How to report results

Both scripts output JSON to stdout (progress goes to stderr). Run the relevant benchmark on main (before), then on your branch (after), and paste both in your PR description:

git stash && git checkout main
node scripts/benchmark.js > before.json

git checkout - && git stash pop
node scripts/benchmark.js > after.json

In the PR, include a table like:

## Benchmark results

| Metric       | Before | After  | Delta |
|--------------|--------|--------|-------|
| Build (ms)   | 1200   | 1180   | -20   |
| Hit@1        | 75.5%  | 76.2%  | +0.7% |

Regressions are not automatically blocking, but unexplained drops in speed or recall will be questioned during review.

Common Contribution Types

Bug Fixes

  1. Write a failing test that reproduces the bug
  2. Fix the code
  3. Verify the test passes and no others break

New Language Support

Adding a new language is one of the most impactful contributions. We have a dedicated step-by-step guide:

Adding a New Language

This covers the full dual-engine workflow (WASM + native Rust), including every file to modify, code templates, and a verification checklist.

Parser Improvements

If an existing language parser misses certain constructs (e.g. decorators, generics, nested types):

  1. Find the tree-sitter AST node type using the tree-sitter playground
  2. Add a case in the corresponding extract<Lang>Symbols() function
  3. Add a test case in tests/parsers/<lang>.test.js

Documentation

Documentation improvements are always welcome. The main docs live in:

  • README.md — user-facing overview and usage
  • CLAUDE.md — AI agent context (architecture, commands, design decisions)
  • docs/ — extended guides and proposals

Architecture Notes

Pipeline: Source files -> tree-sitter parse -> extract symbols -> resolve imports -> SQLite DB -> query/search

Key design decisions:

  • WASM grammars are pre-built and committed in grammars/ — no native compilation needed at install time
  • Optional dependencies (@huggingface/transformers, @modelcontextprotocol/sdk) are lazy-loaded
  • Parsers that can't load fail gracefully — they log a warning and skip those files
  • Import resolution uses a 6-level priority system with confidence scoring
  • The feat/rust-core branch introduces an optional native Rust engine via napi-rs for 5-10x faster parsing, with automatic fallback to WASM

Database: SQLite at .codegraph/graph.db with tables: nodes, edges, metadata, embeddings

WASM Grammars

The .wasm files in grammars/ are pre-built and committed.
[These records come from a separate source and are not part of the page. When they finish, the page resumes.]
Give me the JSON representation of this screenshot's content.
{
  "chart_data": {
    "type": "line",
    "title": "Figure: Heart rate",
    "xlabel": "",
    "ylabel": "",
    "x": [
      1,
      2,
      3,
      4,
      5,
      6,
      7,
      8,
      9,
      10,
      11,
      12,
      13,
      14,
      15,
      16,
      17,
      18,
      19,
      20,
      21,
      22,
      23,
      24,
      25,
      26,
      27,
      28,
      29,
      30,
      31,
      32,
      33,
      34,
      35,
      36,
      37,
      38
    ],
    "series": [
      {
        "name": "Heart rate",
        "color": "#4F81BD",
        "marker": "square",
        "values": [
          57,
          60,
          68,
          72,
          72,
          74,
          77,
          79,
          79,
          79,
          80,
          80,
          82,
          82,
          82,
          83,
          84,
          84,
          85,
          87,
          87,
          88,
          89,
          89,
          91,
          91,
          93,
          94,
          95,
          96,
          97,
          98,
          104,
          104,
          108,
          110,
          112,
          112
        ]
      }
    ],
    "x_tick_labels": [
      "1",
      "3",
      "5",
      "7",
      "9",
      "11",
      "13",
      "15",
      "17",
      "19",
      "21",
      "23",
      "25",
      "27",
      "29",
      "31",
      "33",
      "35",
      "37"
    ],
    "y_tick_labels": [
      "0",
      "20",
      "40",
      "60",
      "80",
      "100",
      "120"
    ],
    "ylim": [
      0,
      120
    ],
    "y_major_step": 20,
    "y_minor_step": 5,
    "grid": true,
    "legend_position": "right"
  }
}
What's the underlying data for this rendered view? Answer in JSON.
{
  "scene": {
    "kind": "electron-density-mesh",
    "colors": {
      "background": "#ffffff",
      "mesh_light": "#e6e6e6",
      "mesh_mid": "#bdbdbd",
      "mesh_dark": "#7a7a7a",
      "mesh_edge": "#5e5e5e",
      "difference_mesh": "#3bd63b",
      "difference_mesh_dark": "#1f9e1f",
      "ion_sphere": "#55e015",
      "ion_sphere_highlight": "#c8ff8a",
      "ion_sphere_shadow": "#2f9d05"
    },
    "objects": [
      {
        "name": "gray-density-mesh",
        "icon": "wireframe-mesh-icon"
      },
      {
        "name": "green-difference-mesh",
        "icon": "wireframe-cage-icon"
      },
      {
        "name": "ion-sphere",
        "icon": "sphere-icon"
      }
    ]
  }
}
You only need to rebuild them if you:

  • Add a new language
  • Upgrade a tree-sitter-* devDependency version
npm run build:wasm

Reporting Issues

Use GitHub Issues with:

  • A clear title describing the problem
  • Steps to reproduce (if a bug)
  • Expected vs actual behavior
  • Node.js version and OS

Code Style

  • All source is plain JavaScript (ES modules) — no transpilation
  • Biome is used for linting and formatting (config in biome.json)
  • Run npm run lint to check and npm run lint:fix to auto-fix
  • The pre-commit hook runs the linter automatically
  • Use const/let (no var)
  • Prefer early returns over deep nesting
  • Keep functions focused and reasonably sized

Thank you for helping make codegraph better!